HP has issued patches for a series of vulnerabilities affecting more than 150 of its multifunction printer (MFP) models, which are being revealed for the first time today in a coordinated disclosure with the F-Secure researchers who discovered them.
The vulnerabilities in question are tracked as CVE-2021-39237 and CVE-2021-39238, two access port vulnerabilities, which require physical access, and two font parsing vulnerabilities. They are rated as being of high and critical severity respectively. If exploited successfully, F-Secure consultants Timo Hirvonen and Alexander Bolshev said they could be used to gain full control of a target enterprise’s network.
“It’s easy to forget that modern MFPs are fully functional computers that threat actors can compromise just like other workstations and endpoints. And just like other endpoints, attackers can leverage a compromised device to damage an organisation’s infrastructure and operations,” said Hirvonen.
“Experienced threat actors see unsecured devices as opportunities, so organisations that don’t prioritise securing their MFPs like other endpoints leave themselves exposed to attacks like the ones documented in our research.”
Hirvonen and Bolshev said the most effective method of exploiting these vulnerabilities would be to trick a user at the target organisation into visiting a malicious website and exposing their MFP to a cross-site printing attack whereby the website automatically remotely prints a document containing a maliciously crafted font on the vulnerable device, given the attacker code execution rights.
From there, the attacker can steal any data being run, or that has been cached, on the printer, including not only printed, scanned or faxed documents, but also passwords and login credentials used to connect the printer to the network. In effect, this turns the printer into a beachhead on the network from where the attackers can spread out, establish persistence, and conduct deeper and more disruptive attacks up to data exfiltration and ransomware execution.
Hirvonen and Bolshev believe that exploitation is difficult enough to prevent low-skilled actors from using them, whereas more experienced attackers could easily use them in targeted operations.
“A skilled attacker could successfully exploit the physical ports in a little over five minutes. Exploiting the font parser would only take a few seconds,” they warned. “However, these are not low-hanging fruits that would be obvious to many threat actors. The font parsing issue isn’t the easiest to find or exploit, and anything requiring physical access poses logistical barriers for threat actors to overcome.”
Timo Hirvonen, F-Secure
Additionally, CVE-2021-39238, the font parsing vulnerabilities, are wormable, which means an attacker could create a self-propagating malware that would automatically compromise at-risk printers and spread from them to other devices.

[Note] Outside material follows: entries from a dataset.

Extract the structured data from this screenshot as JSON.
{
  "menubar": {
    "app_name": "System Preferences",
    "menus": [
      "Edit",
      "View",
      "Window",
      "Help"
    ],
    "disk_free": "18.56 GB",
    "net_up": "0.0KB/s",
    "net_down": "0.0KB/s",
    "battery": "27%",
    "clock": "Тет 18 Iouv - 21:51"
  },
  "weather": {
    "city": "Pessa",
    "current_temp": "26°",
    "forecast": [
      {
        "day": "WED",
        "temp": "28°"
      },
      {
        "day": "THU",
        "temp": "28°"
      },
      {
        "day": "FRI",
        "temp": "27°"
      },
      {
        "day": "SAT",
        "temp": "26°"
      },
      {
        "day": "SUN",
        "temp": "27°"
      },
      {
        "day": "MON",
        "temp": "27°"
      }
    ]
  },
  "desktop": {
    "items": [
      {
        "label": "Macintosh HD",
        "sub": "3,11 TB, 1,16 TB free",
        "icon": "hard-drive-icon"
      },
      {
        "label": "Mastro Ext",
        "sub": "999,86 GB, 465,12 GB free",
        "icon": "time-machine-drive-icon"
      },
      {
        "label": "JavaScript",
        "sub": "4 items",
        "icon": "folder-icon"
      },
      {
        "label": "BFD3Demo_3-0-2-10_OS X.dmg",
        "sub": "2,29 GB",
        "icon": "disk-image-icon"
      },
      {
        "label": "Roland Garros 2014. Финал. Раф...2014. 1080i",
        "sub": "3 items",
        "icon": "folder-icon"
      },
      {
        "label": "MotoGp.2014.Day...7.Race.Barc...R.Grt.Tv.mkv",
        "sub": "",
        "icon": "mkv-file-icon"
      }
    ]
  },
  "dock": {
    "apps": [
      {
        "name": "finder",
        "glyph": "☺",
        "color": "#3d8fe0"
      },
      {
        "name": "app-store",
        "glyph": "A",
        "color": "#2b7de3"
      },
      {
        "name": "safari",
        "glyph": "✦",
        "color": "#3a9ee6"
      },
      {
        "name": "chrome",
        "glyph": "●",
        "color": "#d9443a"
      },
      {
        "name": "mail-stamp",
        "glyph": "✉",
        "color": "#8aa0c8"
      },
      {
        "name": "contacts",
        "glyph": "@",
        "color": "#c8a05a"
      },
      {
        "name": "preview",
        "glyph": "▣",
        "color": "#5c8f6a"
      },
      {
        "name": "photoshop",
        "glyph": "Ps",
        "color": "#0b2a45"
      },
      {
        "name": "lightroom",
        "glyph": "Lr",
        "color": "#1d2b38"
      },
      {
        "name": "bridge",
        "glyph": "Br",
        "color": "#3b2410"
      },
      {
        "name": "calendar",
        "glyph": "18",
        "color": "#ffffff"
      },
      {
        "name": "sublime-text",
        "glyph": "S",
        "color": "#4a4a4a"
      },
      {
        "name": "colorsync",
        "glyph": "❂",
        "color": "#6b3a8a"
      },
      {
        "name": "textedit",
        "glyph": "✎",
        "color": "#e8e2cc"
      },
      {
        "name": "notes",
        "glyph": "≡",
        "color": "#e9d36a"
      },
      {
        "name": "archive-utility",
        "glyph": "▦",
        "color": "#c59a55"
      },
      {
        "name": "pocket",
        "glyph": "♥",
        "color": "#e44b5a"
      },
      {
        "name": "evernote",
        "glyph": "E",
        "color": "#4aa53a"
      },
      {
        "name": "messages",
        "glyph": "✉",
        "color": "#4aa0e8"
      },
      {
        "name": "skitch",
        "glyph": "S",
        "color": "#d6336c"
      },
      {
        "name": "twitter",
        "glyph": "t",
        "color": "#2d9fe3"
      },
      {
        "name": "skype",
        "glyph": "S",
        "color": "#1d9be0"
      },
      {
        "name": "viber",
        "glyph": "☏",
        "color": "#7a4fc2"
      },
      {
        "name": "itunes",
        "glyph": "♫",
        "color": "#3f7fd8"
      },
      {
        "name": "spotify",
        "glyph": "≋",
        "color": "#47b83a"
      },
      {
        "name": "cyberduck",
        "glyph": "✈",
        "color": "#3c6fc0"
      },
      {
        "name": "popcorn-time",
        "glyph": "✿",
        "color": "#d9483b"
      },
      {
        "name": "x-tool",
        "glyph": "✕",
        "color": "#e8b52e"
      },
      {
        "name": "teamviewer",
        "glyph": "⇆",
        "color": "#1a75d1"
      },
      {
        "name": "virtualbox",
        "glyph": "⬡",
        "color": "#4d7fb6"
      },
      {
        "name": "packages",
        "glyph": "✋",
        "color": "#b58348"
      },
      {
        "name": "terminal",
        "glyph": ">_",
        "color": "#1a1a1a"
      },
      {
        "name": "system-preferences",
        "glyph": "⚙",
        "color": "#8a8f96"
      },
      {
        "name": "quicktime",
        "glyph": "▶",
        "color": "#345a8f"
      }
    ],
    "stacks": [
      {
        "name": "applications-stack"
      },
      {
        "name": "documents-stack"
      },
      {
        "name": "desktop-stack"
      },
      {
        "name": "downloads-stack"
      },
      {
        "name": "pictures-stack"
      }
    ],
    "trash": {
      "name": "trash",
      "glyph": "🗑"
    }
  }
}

There is no evidence to suggest any of the vulnerabilities have been exploited in the wild, but, as is often the case when new bugs are disclosed, threat actors will likely be quick to weaponise them, so users of the affected devices, as per HP’s above-linked advisories, should patch them without delay, particularly if the organisation is considered more at risk of targeted attack by sophisticated actors.
“Large enterprises, companies working in critical sectors and other organisations facing highly skilled, well-resourced attackers need to take this seriously,” said Hirvonen. “There’s no need to panic, but they should assess their exposure, so they’re prepared for these attacks. Although the attack is advanced, it can be mitigated with the basics: network segmentation, patch management and security hardening.”
Additionally, there are a series of further steps defenders can take to secure their MFP estate, including limiting physical access, segregating MFPs on a firewalled VLAN of their own, using anti-tamper stickers to signal a device has been physically tampered with, following recommended supplier best practice for preventing unauthorised modification to security settings, and placing MFPs under video surveillance to record any physical access.
HP was informed of the vulnerabilities at the end of April 2021 and has since worked extensively with F-Secure to patch them.
The exploits are not, incidentally, linked to an exploit Hirvonen and Bolshev used against an HP laserjet printer to get it to play Thunderstruck by AC/DC at the recent Pwn2Own event.